El Jefe era su hombre, lo que significaba que la Liga de Hackers también le pertenecía a ella.
Cortesías de la vida.
Ellos entendían.
«¿Sexta hermana?», pensó.
Al oír ese nombre, el corazón de Aldana dio un vuelco y sus dedos se apretaron sin que se diera cuenta.
—¿Dónde está?
Hacía tanto tiempo que la buscaba; por fin había noticias.
—Ella... ella...
El subordinado tartamudeaba, incapaz de formar una frase completa.
—¿Se te trabó la lengua? ¿Necesitas que te ayude? —La mirada de Aldana se volvió gélida, y su voz, incluso a través del teléfono, era para ponerle la piel de gallina a cualquiera.
—No es necesario, Jefa. —El subordinado cerró los ojos y, armándose de valor, soltó todo de una vez—: Según la investigación, es muy probable que haya fallecido.
«¿Fallecido?», se preguntó.
La sorpresa se convirtió en horror.
Aldana sintió como si le hubieran dado un golpe en la cabeza.

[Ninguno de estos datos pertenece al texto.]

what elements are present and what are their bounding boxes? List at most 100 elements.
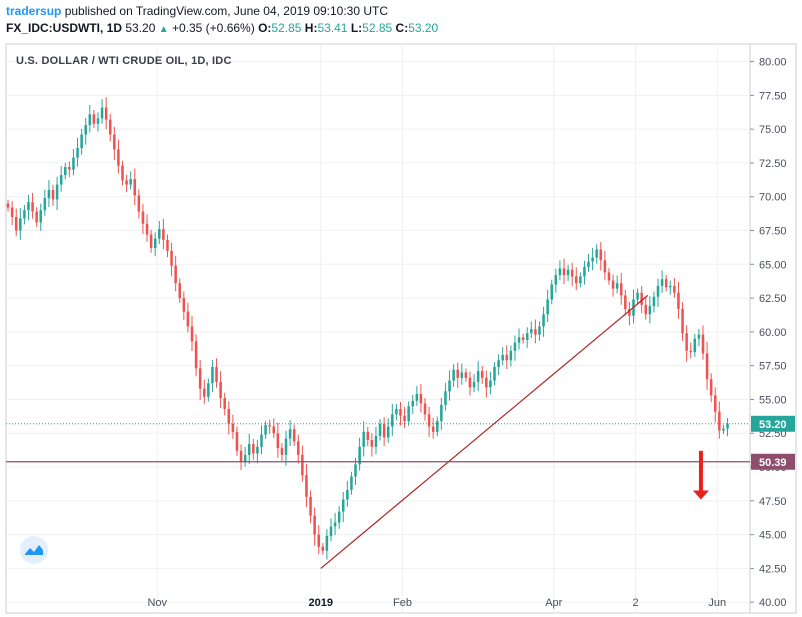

Le zumbaban los oídos y su mente se quedó en blanco.
Perdió el equilibrio en los escalones y estuvo a punto de caer.
—Cuidado. —Rogelio la sostuvo a tiempo y le preguntó con preocupación—: ¿Qué pasa? ¿Quién llamó?
—La Liga de Hackers.
Aldana se aferró a la mano de Rogelio con fuerza. Con la mirada perdida y una voz tan ronca que apenas se oía, dijo:
—Dicen que mi sexta hermana... ¿está muerta?
—¿Qué?
Rogelio se quedó atónito, frunciendo el ceño.
—¿No será un malentendido? No te preocupes, te llevaré a la base para que preguntes.
—De acuerdo.
Los ojos de Aldana se enrojecieron.
***
En la sede de la Liga de Hackers.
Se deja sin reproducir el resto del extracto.